Each evening, three different Range Management personnel look over all that information and then send a list of the areas that will be available for hunting the next day over to Natural Resources, which enters the information into its automated reservation system, and reservations can be generated.

Stamps remembers a more low-tech system in place when he arrived at the base in 1983.

“Those maps were produced mainly by a [noncommissioned officer] sitting at a drafting table on the second deck of Lejeune Hall,” he said, adding that he would then hang the drawing, which was on acetate, over a map on his wall and then call Range Management throughout the day to make sure no changes had been made.

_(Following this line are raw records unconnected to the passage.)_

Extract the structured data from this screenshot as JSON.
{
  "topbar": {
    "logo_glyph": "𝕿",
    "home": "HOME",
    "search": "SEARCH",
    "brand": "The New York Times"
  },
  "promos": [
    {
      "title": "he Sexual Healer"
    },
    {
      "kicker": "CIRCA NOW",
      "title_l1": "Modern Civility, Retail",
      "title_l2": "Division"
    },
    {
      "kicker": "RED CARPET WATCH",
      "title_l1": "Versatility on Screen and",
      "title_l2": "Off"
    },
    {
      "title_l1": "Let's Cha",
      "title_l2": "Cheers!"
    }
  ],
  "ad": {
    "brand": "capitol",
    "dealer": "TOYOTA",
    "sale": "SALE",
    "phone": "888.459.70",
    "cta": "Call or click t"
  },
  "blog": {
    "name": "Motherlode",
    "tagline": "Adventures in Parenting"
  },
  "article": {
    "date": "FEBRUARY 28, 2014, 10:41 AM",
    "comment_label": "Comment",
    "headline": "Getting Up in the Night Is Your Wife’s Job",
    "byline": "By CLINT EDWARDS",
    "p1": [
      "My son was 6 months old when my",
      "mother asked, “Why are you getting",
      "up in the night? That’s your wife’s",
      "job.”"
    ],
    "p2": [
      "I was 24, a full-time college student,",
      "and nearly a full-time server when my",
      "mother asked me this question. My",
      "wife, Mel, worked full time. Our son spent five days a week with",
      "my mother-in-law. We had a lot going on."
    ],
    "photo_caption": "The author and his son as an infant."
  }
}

“Fortunately, we eventually transitioned to a more formal system,” he said.

There are more than 40 training areas on the base, and each is different. For the most part, live-fire impact areas are toward the center of the west side of the base.

For example, Thompson said, “Area 9A is never open for hunting because it’s full of unexploded ordnance.”

Area 7B, which borders on Murphy Demolition Range, has unexploded ordnance in one area, but that site is marked and blocked off, so hunting can be allowed there when no one is using the ranges there or carrying out other training. The area north of Weapons Training Battalion, 11B, is almost always closed due to live-fire training.

Meanwhile, Area 6C, the “thumb” that extends into Prince William National Forest near Interstate 95, is often available for hunting, although it is sometimes closed for patrol training, occasional pyrotechnic use and, once in a while, convoy training or helicopter operations, Thompson said.

“There are all kinds of training activities that would be dangerous to the general public,” he said.

The two organizations also work together to patrol the west side of the base, with Natural Resources’ game wardens and Range Management’s patrolmen cooperating to make sure outdoorsmen don’t go where they’re not supposed to, or to find Marines or hunters who go missing.

“We work hand-in-hand with each other because we each see things the other should know about,” Thompson said.

Occasionally, Range Management has to take back a training area, in which case the patrolmen and game wardens cooperate to make sure all the hunters checked into the area are out before training begins.

Thompson said range managers try not to let that happen more often than absolutely necessary because it’s an inconvenience to hunters.

The Sikes Act of 1960 provides for cooperation between the Department of Defense and other agencies for the management of fish and wildlife resources on military installations.

“Part of that is for DOD land to be open for outdoor recreation if it’s feasible, and it’s through the coordination of our offices that we make it feasible and do our best to provide access,” Stamps said. “Of course, training is the priority. It always comes first.”

But Thompson said allowing hunting is also about maintaining a friendly relationship with the surrounding community, offering recreation opportunities to service members and controlling animal populations.

However, he said his favorite hunting events to coordinate are wounded warrior hunts, which he said allow injured service members to enjoy an activity they may have thought they would never be able to do again.

These hunts, of which there are several each hunting season, are scheduled in the Range Management system as if they were training events, and the range managers and Natural Resources workers cooperate to find locations where, for example, a hunter in a wheelchair can access a stand and hunt with the help of a volunteer.

“All of us owe a great deal to these guys who have sacrificed so much to ensure that we can continue to live with the freedoms we have,” he said. “Those guys deserve that type of effort and that type of attention.”